Kultur

Ekstase erfüllt das Festspielhaus

07.04.2025 • 15:13 Uhr
Bolero New Earth Bregenzer Frühling
Bei “Bolero” verschmelzen die Körper in ein pulsierendes Ganzes. Rivero

„New Earth“ von Shahar Binyaminis feierte beim Bregenzer Frühling kraftvolle Uraufführung. Auf sie folgte Ravels “Bolero” mit magischer Sogkraft.

Wieder gab es Ovationen für großartige Tanzkunst beim Bregenzer Frühling: Mit dem Gastspiel des israelischen Choreografen Shahar Binyamini und seinem House of Dance erlebte man sogar die umjubelte Uraufführung von „New Earth“. Im zweiten Teil entwickelte Ravels „Bolero“ seine nie verlöschende Sogkraft, hier band Binyamini auch rund 40 Tänzerinnen und Tänzer der Zürcher Hochschule der Künste mit ein.

Sphärische Vokalmusik

Die große Bühne im Festspielhaus ist ein weiter leerer Raum, der Boden mit rötlicher staubender Erde bedeckt, die aufwirbelt, sich mit den hautfarbenen Kostümen verbindet, eins wird mit vier Tänzerinnen und drei Tänzern. Die Musikcollage zu „New Earth“ wächst aus der Stille von sparsamer nahöstlicher Musik von Trommeln und Oud über sphärische Vokalmusik mit intensiven Reibungen zu überwältigend laut wummernder Urkraft und endet wiederum in Stille, bei der die aufgebaute Energie in einem großen Ausatmen nochmals gesammelt und abgegeben wird. Aus der Erde wachsen die Bewegungen, tief aus gebeugten Knien oder lang gegrätschten Beinen, fließend, kreatürlich, sinnlich, urwüchsig lassen sich die Tänzerinnen und Tänzer hineinfallen in den Drive der Musik. Es gibt Phasen von Statik und Bewegung, von Zeitlupendehnung und individuellen Soli, immer wieder bildet sich ein Menschenknäuel, aus dem einzelne ausbrechen oder sich eine fröhlich hopsende Reihe ergibt. Symbiotische Paare umschlingen einander, Kopf an Kopf in sehnender Innigkeit, andere drängen sich hinein. Die ungeheure Gruppendynamik zur ohrenbetäubenden Musik lässt sich passiv zusehend-zuhörend kaum aushalten, man möchte mittun und wird doch gefangen von der geballten Konzentration des Ensembles.

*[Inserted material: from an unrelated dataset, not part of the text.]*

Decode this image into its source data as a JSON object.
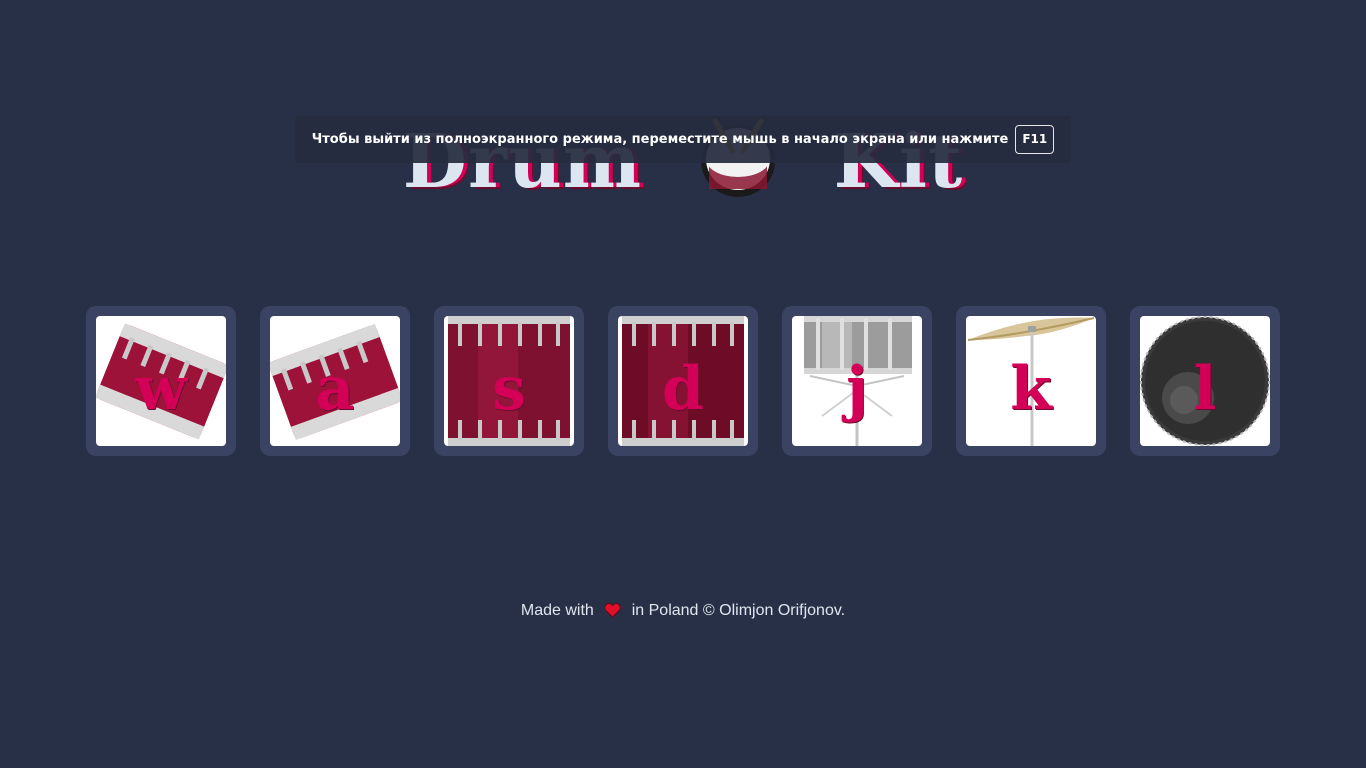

Bolero New Earth Bregenzer Frühling
Rivero

Taktlos magisch

Ein durchgehender Trommelrhythmus, darüber eine Melodie, die immer wiederholt und von einer stets wachsenden Zahl von Instrumenten aufgenommen wird und in ein riesiges Crescendo mit Beckenschlag mündet: Das ist die Magie von Maurice Ravels „Bolero“, der sich niemand entziehen kann, obwohl der Komponist selbst fand, sein Werk enthalte keinen einzigen Takt Musik! Für die Tänzerin Ida Rubinstein wurde der „Bolero“ vor bald 100 Jahren geschaffen, in Stuttgart ließ Maurice Béjart die Primaballerina Marcia Haydee auf einem roten Tisch tanzen, umgeben von einer Gruppe von Männern, inzwischen ist es Friedemann Vogel, der damit zu fliegen scheint. Bei Shahar Binyamini wird die auch hier mit Erde bedeckte Bühne zur Arena, nicht ein Tänzer, eine Tänzerin stehen hier im Mittelpunkt, sondern die unterschiedlichen Charaktere seiner Gruppe aus Israel und die Studierenden von der Hochschule der Künste in Zürich, die zu einem Kollektiv verschmelzen. Mit jeder Wiederholung des Hauptmotivs gibt es zunächst ein Solo, Sprünge, Pirouetten, Akrobatik, auch das verzweifelte Ringen eines Paares setzt Akzente. Die Gruppe, im Halbkreis um die Arena postiert, beginnt zu schwingen, Kopf, Schulter, Hüfte, Oberkörper weiten die Bewegung aus, schließlich werden alle vom Energiezentrum des Kreises angezogen und bilden ein pulsierendes Ganzes – Faszination und Jubel für diese getanzte Ekstase erfüllen das Festspielhaus!